Musa then went on to urge for the Federal Constitution to be changed in order to ultimately enable the Shariah courts to be able to carry out judicial review on decisions made by state Islamic bodies.

“PGSM urges the Federal Government to take a long-term approach to amend Item 1, List II (State List) of the Ninth Schedule of the Federal Constitution to give powers to the State Government to have laws to give power to the State Shariah Court to carry out judicial review powers on any decisions made by the State Islamic Religious Council or committees that carry out functions under state Shariah laws, including by state fatwa committees,” he said.

Musa insisted that the Shariah courts should have judicial review powers when it comes to decisions made by state Islamic religious councils or by state fatwa committees, arguing that Shariah courts are the “appropriate and competent forum as it involves parties among those who are of the religion Islam and revolves around hukum syarak“. The term “hukum syarak” refers to Islamic laws.

“In order to implement that amendment, PGSM urges the Federal Government to form a Special Committee to study and propose that Federal Constitution amendment,” he said.

Chief Justice Tun Tengku Maimun Tuan Mat delivered the nine-judge panel’s decision which recognised that judicial review powers belong solely to the civil courts. — Picture by Yusof Mat Isa

Earlier today, the Federal Court had already explained however that only the civil courts have the power to carry out judicial review, to determine whether laws are valid by being consistent with the Federal Constitution and to determine for example whether decisions or exercise of public law powers (or exercise of powers by public authorities or public bodies) for being illegal or failing to follow procedures.

The Federal Court had also highlighted the difference between the making of a fatwa — or the procedures and laws to be complied with in the process of making a fatwa — and the fatwa’s substantive contents or what the fatwa actually says.

The Federal Court made it clear that it is still purely for the Shariah courts to decide on a fatwa’s contents and its interpretation to the extent that such matters involve “hukum syarak” (Islamic law) or personal law and not about matters involving contradictions with any written law — federal law, state law or the Federal Constitution.

But when it comes to situations such as whether a fatwa committee’s conduct or fatwa complied with procedures, the Federal Court said this would be for the civil courts to decide.

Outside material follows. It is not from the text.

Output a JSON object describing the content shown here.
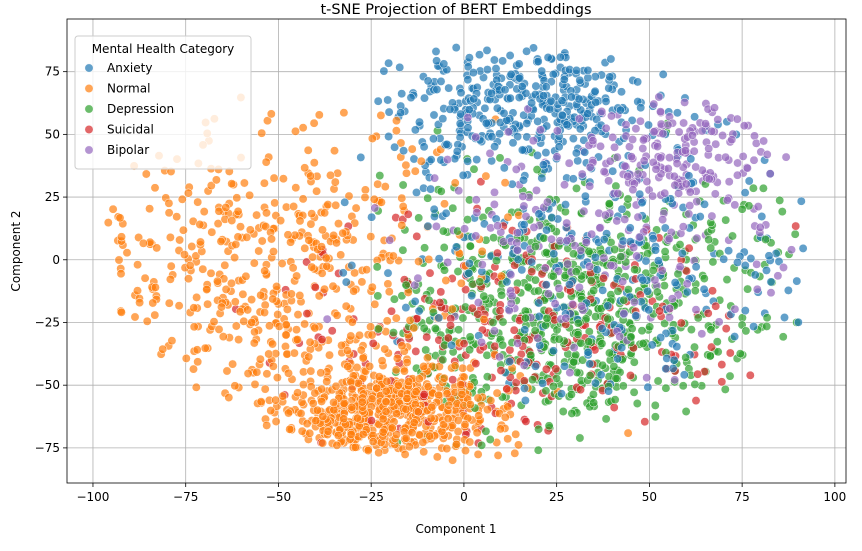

In examining the powers given under Section 7 of the 2003 Selangor enactment to Mais, the Federal Court noted that Mais’ powers clearly go beyond what could be considered as involving Islamic doctrines or being part of substantive Islamic law, but had instead crossed quite clearly into public law and involving public law powers.

Section 7 lists Mais’ duty of promoting economic and social development of Muslims in Selangor, as well as its powers to carry out activities involving the development of commercial and industrial enterprises and to give out loans or work together with others for such purposes, to make investments, to establish higher education loan schemes for Muslims, to establish and maintain Islamic schools and Islamic training and research institutions, and to establish and manage welfare home for orphans.

In other words, Shariah courts would still be the appropriate courts to decide on matters directly involving Islamic law, but civil courts would still be the only courts that have judicial review powers or the power to review whether decisions and actions and powers exercised by a public body are lawful and valid.